It was only a few hours after the French warnings. The Malian army said on Friday evening it had discovered a mass grave near the Gossi base in the north of the country, which was returned by the French army four days ago. Earlier, the French General Staff had released a video which it believed showed Wagner’s Russian mercenaries burying bodies to accuse the French of leaving a mass grave.
“Body in an advanced state of decay were discovered in a mass grave not far from the camp formerly occupied by the French Barkhane troops,” the General Staff of the Malian Army confirmed in a press release. On Tuesday, the French general staff warned of “information attacks” aimed at discrediting the French army when the Gossi base was handed over.
Video filmed by drone
In this video, captured by a drone accessed by AFP Thursday night (and shared on Twitter), which the French general staff dubbed an “information attack,” soldiers can be seen scampering around corpses, which they cover with sand. In another sequence, we see two of these soldiers filming the half-buried bodies.
Staff assures they are white soldiers, identified from videos and photos taken elsewhere. Some photos also show vehicles exiting a base whose structure and surroundings match Gossi’s hold, which an AFP team has already visited twice.

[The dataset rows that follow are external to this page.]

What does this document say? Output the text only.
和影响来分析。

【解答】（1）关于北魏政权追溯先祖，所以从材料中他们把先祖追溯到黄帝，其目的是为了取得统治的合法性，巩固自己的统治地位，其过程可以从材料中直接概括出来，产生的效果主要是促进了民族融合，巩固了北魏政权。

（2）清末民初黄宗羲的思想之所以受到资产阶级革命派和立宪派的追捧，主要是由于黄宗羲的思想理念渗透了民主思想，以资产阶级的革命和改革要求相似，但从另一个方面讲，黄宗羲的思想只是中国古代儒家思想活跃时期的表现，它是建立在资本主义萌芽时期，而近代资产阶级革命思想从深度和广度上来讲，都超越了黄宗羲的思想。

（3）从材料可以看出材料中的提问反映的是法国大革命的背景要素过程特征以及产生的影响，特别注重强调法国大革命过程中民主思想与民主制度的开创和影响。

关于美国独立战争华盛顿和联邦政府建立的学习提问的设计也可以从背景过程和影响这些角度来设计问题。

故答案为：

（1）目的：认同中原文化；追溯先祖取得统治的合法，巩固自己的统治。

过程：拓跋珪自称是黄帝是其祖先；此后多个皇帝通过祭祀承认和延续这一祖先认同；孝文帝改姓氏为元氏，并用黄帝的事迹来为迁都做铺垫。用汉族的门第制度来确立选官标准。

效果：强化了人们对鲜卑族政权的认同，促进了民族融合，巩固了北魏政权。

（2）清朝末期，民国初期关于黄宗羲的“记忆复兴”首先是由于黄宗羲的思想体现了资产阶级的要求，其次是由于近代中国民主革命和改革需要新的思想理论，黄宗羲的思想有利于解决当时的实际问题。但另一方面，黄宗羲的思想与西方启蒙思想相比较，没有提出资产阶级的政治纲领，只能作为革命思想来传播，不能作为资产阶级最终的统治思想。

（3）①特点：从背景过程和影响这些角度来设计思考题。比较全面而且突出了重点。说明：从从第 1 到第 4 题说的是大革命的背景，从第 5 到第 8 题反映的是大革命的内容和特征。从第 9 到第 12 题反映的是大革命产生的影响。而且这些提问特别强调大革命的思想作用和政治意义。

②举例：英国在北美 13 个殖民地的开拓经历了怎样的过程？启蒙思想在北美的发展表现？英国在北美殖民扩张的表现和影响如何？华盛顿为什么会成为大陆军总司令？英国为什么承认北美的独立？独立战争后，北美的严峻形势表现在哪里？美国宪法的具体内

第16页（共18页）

“Structured information manoeuvre”
At the beginning of this informational response, images were broadcast on a Twitter account on Thursday called Dia Diarra, who describes himself as a “former soldier” and “Malian patriot”. This account was created in January 2022, found AFP. After warning on Wednesday about the imminent release of a video showing abuse committed by the French, the next day he posted a photo of blurred bodies buried in the sand with the comment: “This is what the French left behind when they left the base at #Gossi (…) we can’t hide it! “. The same account later posts a short video of these half-buried bodies.

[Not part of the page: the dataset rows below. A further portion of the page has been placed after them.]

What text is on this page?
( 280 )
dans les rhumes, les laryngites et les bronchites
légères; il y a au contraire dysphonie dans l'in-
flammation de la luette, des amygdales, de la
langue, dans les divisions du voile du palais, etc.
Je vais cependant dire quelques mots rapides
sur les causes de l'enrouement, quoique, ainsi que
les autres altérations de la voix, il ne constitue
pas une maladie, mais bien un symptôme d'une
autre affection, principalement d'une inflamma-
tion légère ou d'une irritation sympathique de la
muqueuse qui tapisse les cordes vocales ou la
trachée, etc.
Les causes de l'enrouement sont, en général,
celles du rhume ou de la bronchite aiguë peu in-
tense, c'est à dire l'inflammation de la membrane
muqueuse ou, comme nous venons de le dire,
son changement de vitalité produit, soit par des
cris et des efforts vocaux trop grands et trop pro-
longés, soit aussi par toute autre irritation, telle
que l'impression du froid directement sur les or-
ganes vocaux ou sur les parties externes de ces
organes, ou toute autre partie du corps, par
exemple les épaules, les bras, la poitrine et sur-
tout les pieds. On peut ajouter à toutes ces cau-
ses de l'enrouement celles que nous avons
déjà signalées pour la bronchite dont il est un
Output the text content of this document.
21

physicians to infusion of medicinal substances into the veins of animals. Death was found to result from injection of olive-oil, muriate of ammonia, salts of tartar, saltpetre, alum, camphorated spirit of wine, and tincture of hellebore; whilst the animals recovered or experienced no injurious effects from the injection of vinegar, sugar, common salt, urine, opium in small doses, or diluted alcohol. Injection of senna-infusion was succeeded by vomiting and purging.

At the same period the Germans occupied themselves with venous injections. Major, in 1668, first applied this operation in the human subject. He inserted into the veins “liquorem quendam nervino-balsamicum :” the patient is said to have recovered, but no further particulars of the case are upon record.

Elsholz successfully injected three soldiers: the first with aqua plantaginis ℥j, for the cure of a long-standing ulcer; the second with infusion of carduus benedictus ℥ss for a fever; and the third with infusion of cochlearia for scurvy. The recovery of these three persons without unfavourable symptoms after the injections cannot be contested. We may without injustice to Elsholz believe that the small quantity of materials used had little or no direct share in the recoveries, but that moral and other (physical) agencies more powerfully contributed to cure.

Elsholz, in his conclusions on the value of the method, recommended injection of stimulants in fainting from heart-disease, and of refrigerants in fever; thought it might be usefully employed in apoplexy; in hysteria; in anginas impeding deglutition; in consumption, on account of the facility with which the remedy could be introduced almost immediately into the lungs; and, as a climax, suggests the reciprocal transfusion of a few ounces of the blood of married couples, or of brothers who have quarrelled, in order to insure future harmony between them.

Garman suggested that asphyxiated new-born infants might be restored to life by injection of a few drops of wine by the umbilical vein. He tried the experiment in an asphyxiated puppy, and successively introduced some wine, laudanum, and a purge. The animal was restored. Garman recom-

“We are witnessing a structured information maneuver” based on the “upscaling of a first tweet,” commented staff spokesman Colonel Pascal Ianni on Friday.

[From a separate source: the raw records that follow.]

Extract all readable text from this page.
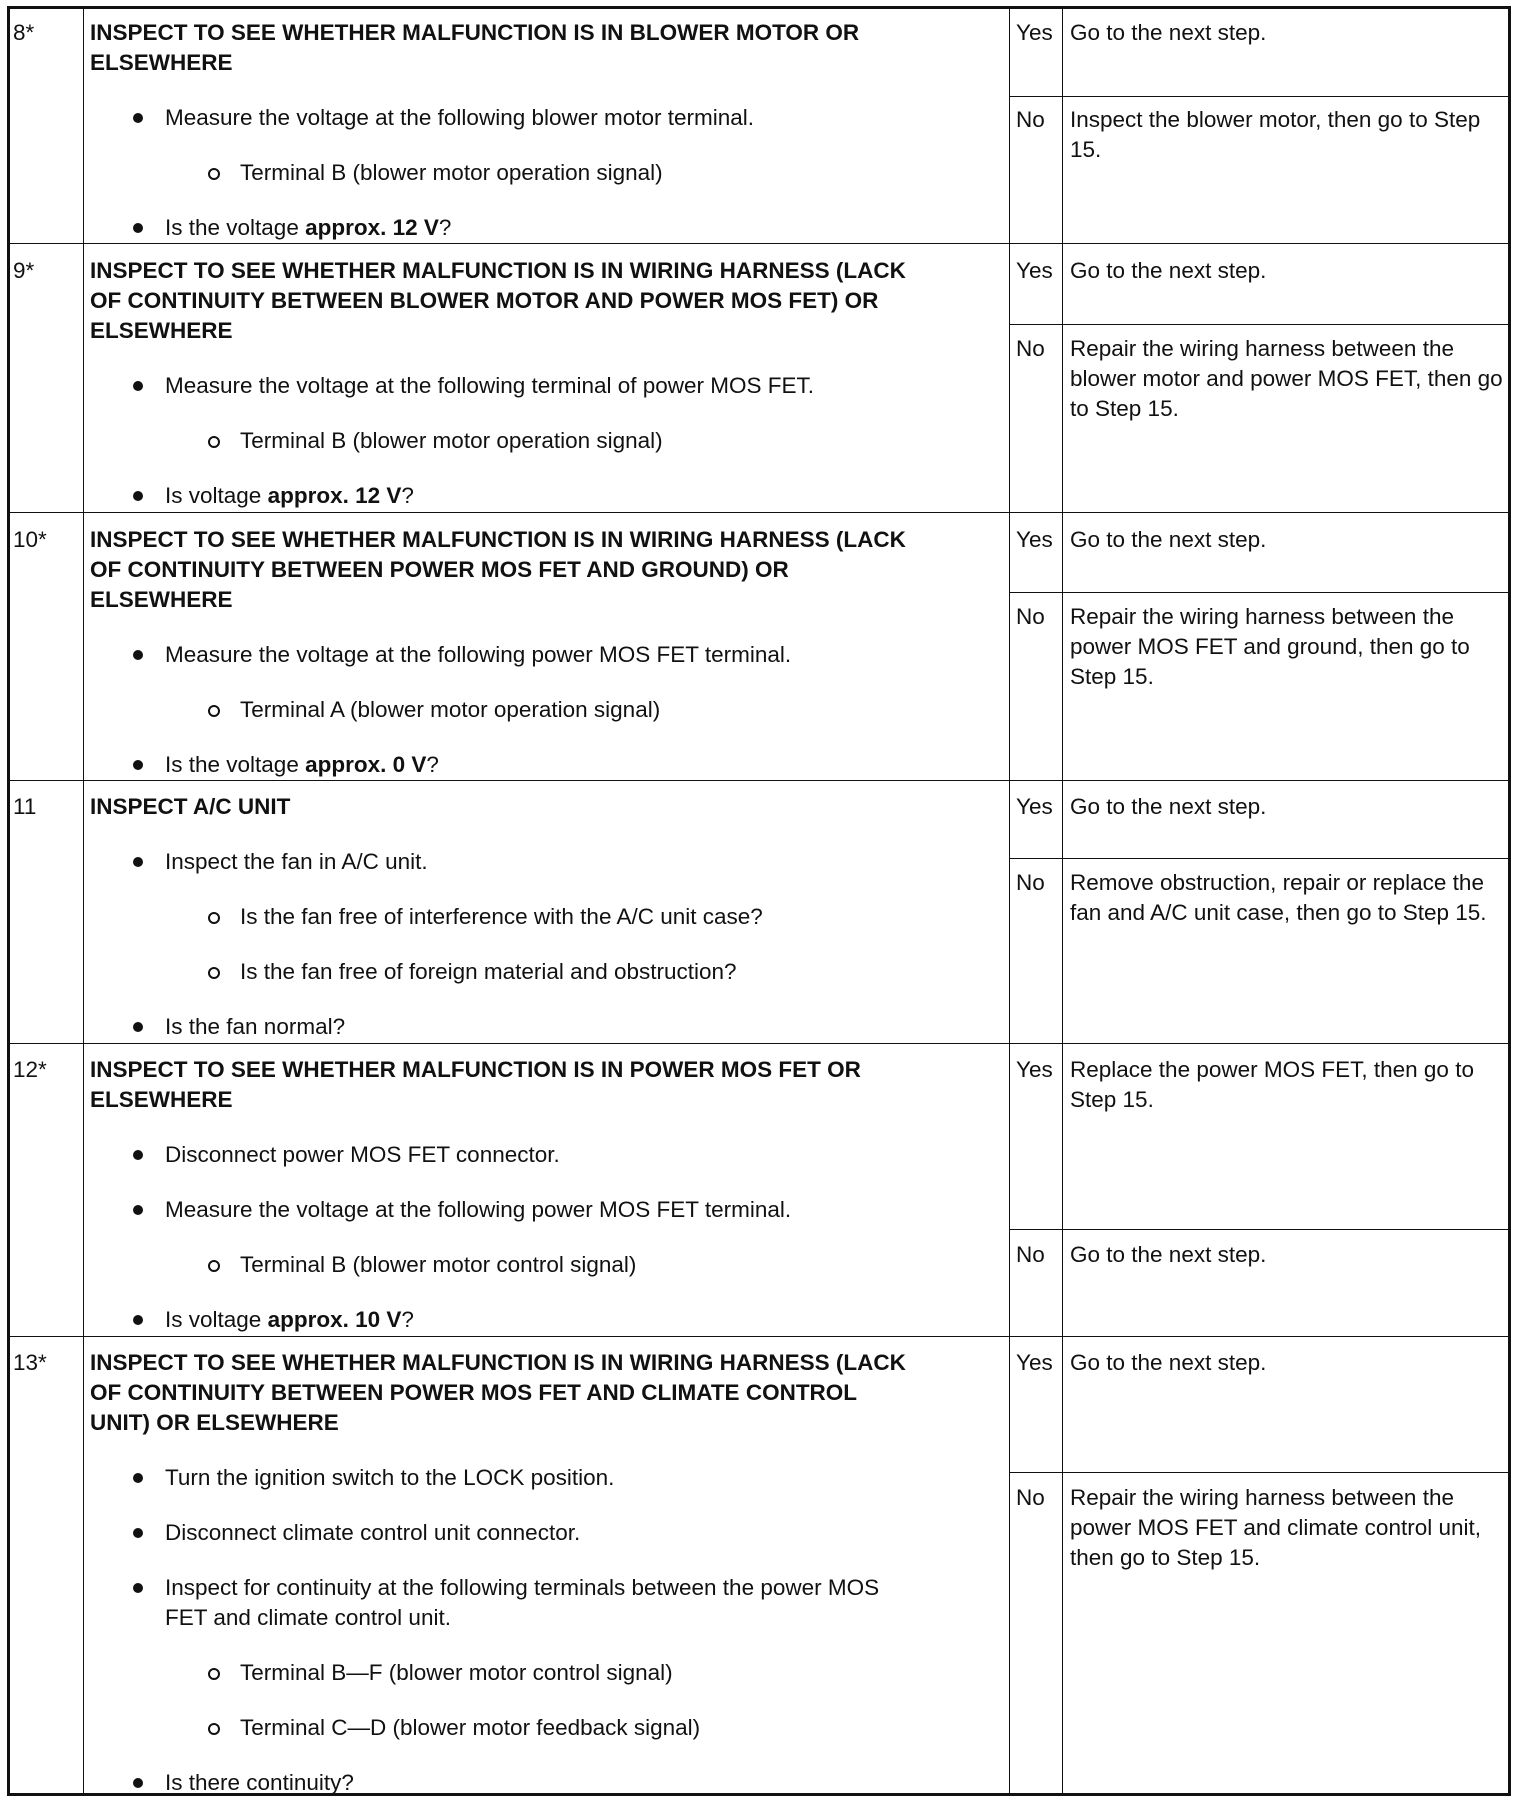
8* INSPECT TO SEE WHETHER MALFUNCTION IS IN BLOWER MOTOR OR
ELSEWHERE
Measure the voltage at the following blower motor terminal.
Terminal B (blower motor operation signal)
Is the voltage approx. 12 V?
Yes Go to the next step.
No Inspect the blower motor, then go to Step 15.
9* INSPECT TO SEE WHETHER MALFUNCTION IS IN WIRING HARNESS (LACK
OF CONTINUITY BETWEEN BLOWER MOTOR AND POWER MOS FET) OR
ELSEWHERE
Measure the voltage at the following terminal of power MOS FET.
Terminal B (blower motor operation signal)
Is voltage approx. 12 V?
Yes Go to the next step.
No Repair the wiring harness between the blower motor and power MOS FET, then go to Step 15.
10* INSPECT TO SEE WHETHER MALFUNCTION IS IN WIRING HARNESS (LACK
OF CONTINUITY BETWEEN POWER MOS FET AND GROUND) OR
ELSEWHERE
Measure the voltage at the following power MOS FET terminal.
Terminal A (blower motor operation signal)
Is the voltage approx. 0 V?
Yes Go to the next step.
No Repair the wiring harness between the power MOS FET and ground, then go to Step 15.
11 INSPECT A/C UNIT
Inspect the fan in A/C unit.
Is the fan free of interference with the A/C unit case?
Is the fan free of foreign material and obstruction?
Is the fan normal?
Yes Go to the next step.
No Remove obstruction, repair or replace the fan and A/C unit case, then go to Step 15.
12* INSPECT TO SEE WHETHER MALFUNCTION IS IN POWER MOS FET OR
ELSEWHERE
Disconnect power MOS FET connector.
Measure the voltage at the following power MOS FET terminal.
Terminal B (blower motor control signal)
Is voltage approx. 10 V?
Yes Replace the power MOS FET, then go to Step 15.
No Go to the next step.
13* INSPECT TO SEE WHETHER MALFUNCTION IS IN WIRING HARNESS (LACK
OF CONTINUITY BETWEEN POWER MOS FET AND CLIMATE CONTROL
UNIT) OR ELSEWHERE
Turn the ignition switch to the LOCK position.
Disconnect climate control unit connector.
Inspect for continuity at the following terminals between the power MOS
FET and climate control unit.
Terminal B—F (blower motor control signal)
Terminal C—D (blower motor feedback signal)
Is there continuity?
Yes Go to the next step.
No Repair the wiring harness between the power MOS FET and climate control unit, then go to Step 15.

Dia Diarra’s account “is most likely a fake account created by Wagner,” the Russian private military company, the French staffer estimates. “This maneuver to discredit the force (French anti-jihadist in the Sahel) Barkhane seems to be coordinated. It is representative of the numerous information attacks that the French military has been subjected to for many months.”
According to the French Army, “the comparison of the photos published on Twitter with the images collected by the specialized sensor allows a direct link between what Wagner’s mercenaries are doing and what is falsely attributed to the French soldiers”.
According to her, “these demands testify to the behavior of Wagner’s mercenaries, who have been observed and denounced by many international organizations and NGOs since (his) deployment in the Central African Republic”.